Technicals | Mar 14 2019
Bottom Line 13/03/19
Daily Trend: Neutral
Weekly Trend: Down
Monthly Trend: Down
Support Levels: 68.24 / 67.78 / 62.45
Resistance Levels: 72.95 / 73.93 / 74.84 / 76.76
'The Aussie is on a bit of a roller coaster at the moment and trying to find its feet after the bullish looking downside fake out it produced on the 3rd January. We have seen some upside follow through since then yet some hesitancy is still very real and as such caution remains. ' Two things fundamentally are likely at play here that are going to affect future direction of the AUD. Firstly will be the health of the Chinese economy. Secondly will be the scheduling of interest rate hikes in the U.S which are more or less on hold at the moment. Considering the fact that in Australia it is very unlikely that we will see any rate hikes in 2019, with the chance even of a possible rate cut, then any strength in our local currency is likely going to rely more on a weak Greenback than anything else. And the jury is still out on whether this is going to be the case. Lets check in on the technicals.

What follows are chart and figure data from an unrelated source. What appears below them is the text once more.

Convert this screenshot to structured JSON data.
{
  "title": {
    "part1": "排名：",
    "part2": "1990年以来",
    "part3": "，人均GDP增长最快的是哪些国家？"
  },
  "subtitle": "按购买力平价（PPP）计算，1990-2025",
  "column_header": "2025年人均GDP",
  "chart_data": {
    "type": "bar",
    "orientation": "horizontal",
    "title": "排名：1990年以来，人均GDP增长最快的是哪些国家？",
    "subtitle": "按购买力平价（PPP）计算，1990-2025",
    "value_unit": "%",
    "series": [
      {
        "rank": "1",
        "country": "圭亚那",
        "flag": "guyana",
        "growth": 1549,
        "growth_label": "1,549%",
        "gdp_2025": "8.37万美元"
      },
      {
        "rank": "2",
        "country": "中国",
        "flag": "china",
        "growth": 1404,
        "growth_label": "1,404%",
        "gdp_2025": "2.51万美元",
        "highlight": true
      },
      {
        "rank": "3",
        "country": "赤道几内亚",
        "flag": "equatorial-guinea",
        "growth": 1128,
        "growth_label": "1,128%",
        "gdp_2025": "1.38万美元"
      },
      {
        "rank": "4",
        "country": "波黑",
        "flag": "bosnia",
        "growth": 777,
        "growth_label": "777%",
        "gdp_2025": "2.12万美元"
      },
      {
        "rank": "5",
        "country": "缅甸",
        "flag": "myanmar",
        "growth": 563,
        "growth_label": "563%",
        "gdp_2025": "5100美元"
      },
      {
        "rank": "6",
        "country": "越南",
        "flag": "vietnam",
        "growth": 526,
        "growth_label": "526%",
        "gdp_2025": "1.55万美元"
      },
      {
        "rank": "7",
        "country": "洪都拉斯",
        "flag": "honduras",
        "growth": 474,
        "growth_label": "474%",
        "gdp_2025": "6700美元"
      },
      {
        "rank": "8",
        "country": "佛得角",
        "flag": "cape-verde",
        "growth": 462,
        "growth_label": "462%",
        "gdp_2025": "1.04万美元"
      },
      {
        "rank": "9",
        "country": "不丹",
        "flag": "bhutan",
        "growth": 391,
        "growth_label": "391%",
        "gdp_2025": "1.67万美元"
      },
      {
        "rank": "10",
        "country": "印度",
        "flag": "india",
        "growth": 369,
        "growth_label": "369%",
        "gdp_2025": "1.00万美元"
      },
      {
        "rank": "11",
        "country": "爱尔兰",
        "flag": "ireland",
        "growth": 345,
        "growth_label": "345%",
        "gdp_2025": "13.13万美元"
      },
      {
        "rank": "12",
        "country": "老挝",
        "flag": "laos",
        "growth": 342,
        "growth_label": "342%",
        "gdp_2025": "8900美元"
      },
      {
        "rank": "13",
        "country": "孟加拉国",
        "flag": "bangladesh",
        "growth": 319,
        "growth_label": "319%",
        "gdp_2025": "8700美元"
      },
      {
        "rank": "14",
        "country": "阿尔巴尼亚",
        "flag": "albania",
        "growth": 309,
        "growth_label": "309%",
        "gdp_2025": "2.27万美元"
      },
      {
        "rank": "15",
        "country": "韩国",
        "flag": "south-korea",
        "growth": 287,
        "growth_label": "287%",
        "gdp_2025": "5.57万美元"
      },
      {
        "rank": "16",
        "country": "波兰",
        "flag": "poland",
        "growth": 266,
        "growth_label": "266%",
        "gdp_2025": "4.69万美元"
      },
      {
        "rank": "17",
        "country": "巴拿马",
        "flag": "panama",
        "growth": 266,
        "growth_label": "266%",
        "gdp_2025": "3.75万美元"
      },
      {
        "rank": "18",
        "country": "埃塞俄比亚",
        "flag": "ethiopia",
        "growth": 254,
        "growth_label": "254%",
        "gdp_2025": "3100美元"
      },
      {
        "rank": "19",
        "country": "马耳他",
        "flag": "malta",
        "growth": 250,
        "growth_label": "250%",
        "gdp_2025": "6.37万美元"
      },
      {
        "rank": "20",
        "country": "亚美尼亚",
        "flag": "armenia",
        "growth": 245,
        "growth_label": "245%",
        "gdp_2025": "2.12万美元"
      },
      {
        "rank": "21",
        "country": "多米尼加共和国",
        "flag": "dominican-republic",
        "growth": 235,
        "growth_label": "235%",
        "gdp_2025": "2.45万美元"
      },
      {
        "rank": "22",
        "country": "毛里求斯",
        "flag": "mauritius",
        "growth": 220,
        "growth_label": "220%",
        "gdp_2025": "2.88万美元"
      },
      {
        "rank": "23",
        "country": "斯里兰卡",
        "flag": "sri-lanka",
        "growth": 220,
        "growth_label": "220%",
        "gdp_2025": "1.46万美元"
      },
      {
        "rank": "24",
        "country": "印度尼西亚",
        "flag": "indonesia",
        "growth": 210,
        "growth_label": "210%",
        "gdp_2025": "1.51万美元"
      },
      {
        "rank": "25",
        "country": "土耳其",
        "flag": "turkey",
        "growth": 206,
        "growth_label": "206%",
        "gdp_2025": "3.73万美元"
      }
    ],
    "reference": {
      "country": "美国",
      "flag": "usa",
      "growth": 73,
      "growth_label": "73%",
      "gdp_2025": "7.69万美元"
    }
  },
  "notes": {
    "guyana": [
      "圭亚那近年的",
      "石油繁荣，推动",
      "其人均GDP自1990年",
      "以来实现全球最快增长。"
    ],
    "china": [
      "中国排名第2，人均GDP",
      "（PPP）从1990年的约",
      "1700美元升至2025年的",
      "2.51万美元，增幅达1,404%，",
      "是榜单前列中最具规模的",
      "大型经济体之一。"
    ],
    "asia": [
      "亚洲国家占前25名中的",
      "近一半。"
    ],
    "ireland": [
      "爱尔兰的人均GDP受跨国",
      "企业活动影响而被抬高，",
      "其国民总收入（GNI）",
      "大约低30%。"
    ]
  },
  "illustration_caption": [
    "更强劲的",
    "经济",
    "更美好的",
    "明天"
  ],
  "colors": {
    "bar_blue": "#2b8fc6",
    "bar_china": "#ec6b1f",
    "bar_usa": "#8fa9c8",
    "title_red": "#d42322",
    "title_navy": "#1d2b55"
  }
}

Reasons for caution (officially bullish only above 81.62 (resistance):
? Inflation remains in check in Australia yet being monitored quarterly
? unemployment data being monitored / wages growth still weak for now
? Lowering interest rate cycle appears to have run its course ?
? strong support zone 60.00 – 70.00 remains robust
'What is of interest though is the reaction we witnessed off the 67.42 lows which saw price strongly bought back up on and closing at 70.04. It was clearly a significant intraday recovery which has also had some follow through …. ' Unfortunately the follow through we saw has stopped in its tracks, as can be seen on our weekly chart tonight. As such price action is now retesting the upper boundaries of the 70.00 – 68.00 support zone and is at risk of slipping back into this area which would be a big negative from our perspective. There is the chance that a bullish reverse head and shoulders pattern is evolving here yet it will only trigger via a move that breaks above 72.95 with conviction. If such a move was to occur then the pattern target would be up towards 78.48. Right at this juncture though the AUD/USD pairing is looking extremely weak, and whilst this is the case, the risks are more to the downside than upside.
We are presently long at 71.18 via an aggressive trade post the big spike down day in early January. Unfortunately we have not been granted the follow through we were looking for so the trade is now clearly at risk. Our stop position is at 69.90 which is just below where we see things starting to fail again circa 70.00. Bearish pressures are clearly still in play here.